Cool and serve Payesh .

Tomato chutney

4-5 medium size tomato cut into small pieces
4-5 heaped tbs of sugar
1tsp of salt
Some chunks of aamsotto /aam papri /Mango candies
Little bit of water
How to Proceed
Heat a kadai, add all the ingredients and cover ,cook at low for 8-10 mints till the desired consistency is met .
Well some prefer tempering with mustard seeds ,1 dry red pepper and a dash of fresh grated ginger,You can add them to enhance the flavor more.
Well enjoy Cooking Friends .

Saturday, February 16, 2008

Panipuri chaat/Golgappa or Puchka

An evening in Kolkata.

Well thats the view from our window for the evening ,sun is setting us goodbye after a long day work ,and its time for us to have some evening snacks.

Panipuri /Golgappa
Winters are definitely one of the most favorable season to indulge in street foods .I remember we friends would often go to the Panipuri /Golgappa wallas who would be camping outside our college Premise, Oh those were wonderful carefree years ,while we Graduated and went separate ways,some to the family way and some to the profession way .
One thing that still remains fresh in our mind is these street foods .My hubby and his friends would also go to their favorite joints and gorge on aloo tikki,Golgappas too.As we were craving for yum Golgappas and also remembering our wonderful college days ,We got these readymade Golgappa packets from our near by local grocery shop .Here it is the simple recipe that is made with some of the left-overs .We had Chickpeas curry/Chole left after last night Dinner ,and some of the boiled potatoes ,that were left after making Aloo-paratha in the Morning for Breakfast .Here with these the evening snack is ready .

For Golgappa Filling
½ cup garbanzo beans /chickpeas/chole (can use canned one also ,but I would prefer to stick to fresh ones )or leftover Chole curry .
I small boiled potato
Salt as per taste
½ tsp of red pepper powder (can add more for spiciness )
For the Pani
1-2 glass of water
1tbs of salt
2-3 tbs of cumin powder
1 green lemon ,cut for juice
Mint leaves (optional)
Mix all to prepare the Panipuri Pani
And in the meanwhile mash potato and chole ,add all the masala
Fill in the mashed potato/chole filling in every puri and dip in Pani and enjoy.
happy cooking friends.

Tuesday, February 12, 2008

Aloo Methi Matar or Methi Shak Bhaja

Aloo Methi Matar Ki Subzi or Methi Shak Bhaja

Methi or Fenugreek is good for health and green leafy vegetables give us whole lot of nutrients also.In eastern UP ,Bihar ,methi aloo matar is a relish people enjoy eating it with their rotis There are many different ways to make them ,this is our version of Methi Aloo Matar.

Recipe Requirements
1 -2 whole bunch of methi leaves
1 potato cut into ½ inch thick pieces
Peas ½ cup
1-2 cloves garlic
Green chillies optional
Sugar 1tbs
Salt little bit ,just to cook potatoes( tip -shak /Methi requires less salt to cook )
For Tempering
1 tsp of Kalo jeera (nigella seeds)
Cooking oil 1 tbs
How to proceed
Heat a Kadai , Add sarsher tel (Mustard oil),now add kalo jeera ( Nigella seeds) for phoron(tempering ) at med.
Add chopped garlic, stir then add potatoes and peas ,fry for some time ,add salt (little bit ,just to cook potatoes and peas )
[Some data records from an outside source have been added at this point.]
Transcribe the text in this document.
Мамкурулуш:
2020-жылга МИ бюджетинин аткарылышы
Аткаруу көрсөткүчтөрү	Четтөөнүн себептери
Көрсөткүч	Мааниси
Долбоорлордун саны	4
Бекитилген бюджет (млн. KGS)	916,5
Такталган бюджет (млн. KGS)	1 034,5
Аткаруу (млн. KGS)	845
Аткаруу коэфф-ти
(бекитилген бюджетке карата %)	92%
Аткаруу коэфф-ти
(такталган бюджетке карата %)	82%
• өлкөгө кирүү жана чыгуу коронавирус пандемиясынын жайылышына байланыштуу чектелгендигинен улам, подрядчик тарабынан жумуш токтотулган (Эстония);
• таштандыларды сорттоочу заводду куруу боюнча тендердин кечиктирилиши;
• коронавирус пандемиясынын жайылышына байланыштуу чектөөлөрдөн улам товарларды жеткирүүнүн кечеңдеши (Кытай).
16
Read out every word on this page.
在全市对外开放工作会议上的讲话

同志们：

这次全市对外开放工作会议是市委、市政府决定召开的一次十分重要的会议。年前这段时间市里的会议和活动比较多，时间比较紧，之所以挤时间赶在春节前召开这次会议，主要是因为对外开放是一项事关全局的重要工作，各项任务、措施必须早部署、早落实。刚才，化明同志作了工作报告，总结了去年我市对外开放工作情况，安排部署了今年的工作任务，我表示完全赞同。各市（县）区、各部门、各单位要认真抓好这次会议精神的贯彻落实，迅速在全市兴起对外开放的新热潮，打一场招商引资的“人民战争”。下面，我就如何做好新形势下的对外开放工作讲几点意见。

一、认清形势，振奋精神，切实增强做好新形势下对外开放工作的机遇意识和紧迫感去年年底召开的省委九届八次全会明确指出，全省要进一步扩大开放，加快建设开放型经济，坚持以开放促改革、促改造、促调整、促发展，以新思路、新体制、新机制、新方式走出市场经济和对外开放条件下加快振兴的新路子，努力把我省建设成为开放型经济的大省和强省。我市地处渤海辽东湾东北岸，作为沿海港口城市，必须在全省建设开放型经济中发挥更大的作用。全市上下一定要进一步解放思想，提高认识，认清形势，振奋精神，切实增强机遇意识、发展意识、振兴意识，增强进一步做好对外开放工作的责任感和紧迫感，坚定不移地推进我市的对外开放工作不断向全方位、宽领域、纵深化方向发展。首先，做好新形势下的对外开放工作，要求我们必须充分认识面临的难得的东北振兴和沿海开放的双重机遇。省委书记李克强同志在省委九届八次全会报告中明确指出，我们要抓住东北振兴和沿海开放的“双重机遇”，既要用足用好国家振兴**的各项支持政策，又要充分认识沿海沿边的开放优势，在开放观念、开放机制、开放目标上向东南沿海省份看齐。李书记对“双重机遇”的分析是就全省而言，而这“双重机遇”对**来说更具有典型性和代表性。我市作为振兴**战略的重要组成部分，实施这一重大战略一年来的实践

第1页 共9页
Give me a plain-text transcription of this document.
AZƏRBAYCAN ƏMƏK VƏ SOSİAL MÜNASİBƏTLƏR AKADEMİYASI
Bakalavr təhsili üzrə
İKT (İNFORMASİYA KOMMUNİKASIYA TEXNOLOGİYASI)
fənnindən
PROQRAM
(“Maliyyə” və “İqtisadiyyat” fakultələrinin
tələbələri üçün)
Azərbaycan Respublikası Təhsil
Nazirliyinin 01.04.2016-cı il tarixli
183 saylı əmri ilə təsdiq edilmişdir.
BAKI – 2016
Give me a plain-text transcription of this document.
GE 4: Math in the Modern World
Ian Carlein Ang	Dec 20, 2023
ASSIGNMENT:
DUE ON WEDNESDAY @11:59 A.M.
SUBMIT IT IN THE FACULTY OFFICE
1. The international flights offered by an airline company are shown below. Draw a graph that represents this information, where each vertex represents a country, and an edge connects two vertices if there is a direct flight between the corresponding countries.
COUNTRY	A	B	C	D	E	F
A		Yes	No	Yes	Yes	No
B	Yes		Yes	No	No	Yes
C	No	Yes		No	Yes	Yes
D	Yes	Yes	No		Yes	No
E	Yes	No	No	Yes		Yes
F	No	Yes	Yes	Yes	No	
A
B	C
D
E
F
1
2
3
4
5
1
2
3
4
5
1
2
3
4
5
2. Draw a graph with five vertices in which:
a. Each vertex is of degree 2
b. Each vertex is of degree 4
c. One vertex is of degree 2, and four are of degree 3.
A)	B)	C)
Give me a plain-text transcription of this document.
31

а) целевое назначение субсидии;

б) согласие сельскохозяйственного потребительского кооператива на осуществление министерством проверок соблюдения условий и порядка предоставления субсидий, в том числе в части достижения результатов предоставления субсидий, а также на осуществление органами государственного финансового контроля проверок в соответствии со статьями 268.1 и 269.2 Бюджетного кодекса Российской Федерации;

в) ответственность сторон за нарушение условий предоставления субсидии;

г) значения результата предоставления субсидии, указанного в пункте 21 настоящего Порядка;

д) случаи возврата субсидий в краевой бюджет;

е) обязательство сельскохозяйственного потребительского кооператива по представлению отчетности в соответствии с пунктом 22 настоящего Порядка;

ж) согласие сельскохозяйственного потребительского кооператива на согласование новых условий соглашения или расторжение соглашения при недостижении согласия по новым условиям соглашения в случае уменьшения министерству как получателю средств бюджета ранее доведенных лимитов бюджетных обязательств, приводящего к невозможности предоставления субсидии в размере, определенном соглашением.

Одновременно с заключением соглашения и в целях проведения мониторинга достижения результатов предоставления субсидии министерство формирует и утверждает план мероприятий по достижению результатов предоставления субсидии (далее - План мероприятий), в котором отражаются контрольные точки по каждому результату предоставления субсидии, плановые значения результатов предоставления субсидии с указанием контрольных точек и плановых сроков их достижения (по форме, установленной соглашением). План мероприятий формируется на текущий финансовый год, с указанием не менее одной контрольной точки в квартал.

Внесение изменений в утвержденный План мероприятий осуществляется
Now add  methi shak (green leaves),and cook at high till green leaves shrinks,quickly lower the flame and fry for 7-8 mints ,occasionally stiring in between just to check if it doesn’t stick to kadai/saucepan.Add slit green chillies.

Take out in a bowl and sprinkle roasted peanuts optional .

Serve with garam roti .Recipe can very well go with Kolmi /note(chaouli) Shak also.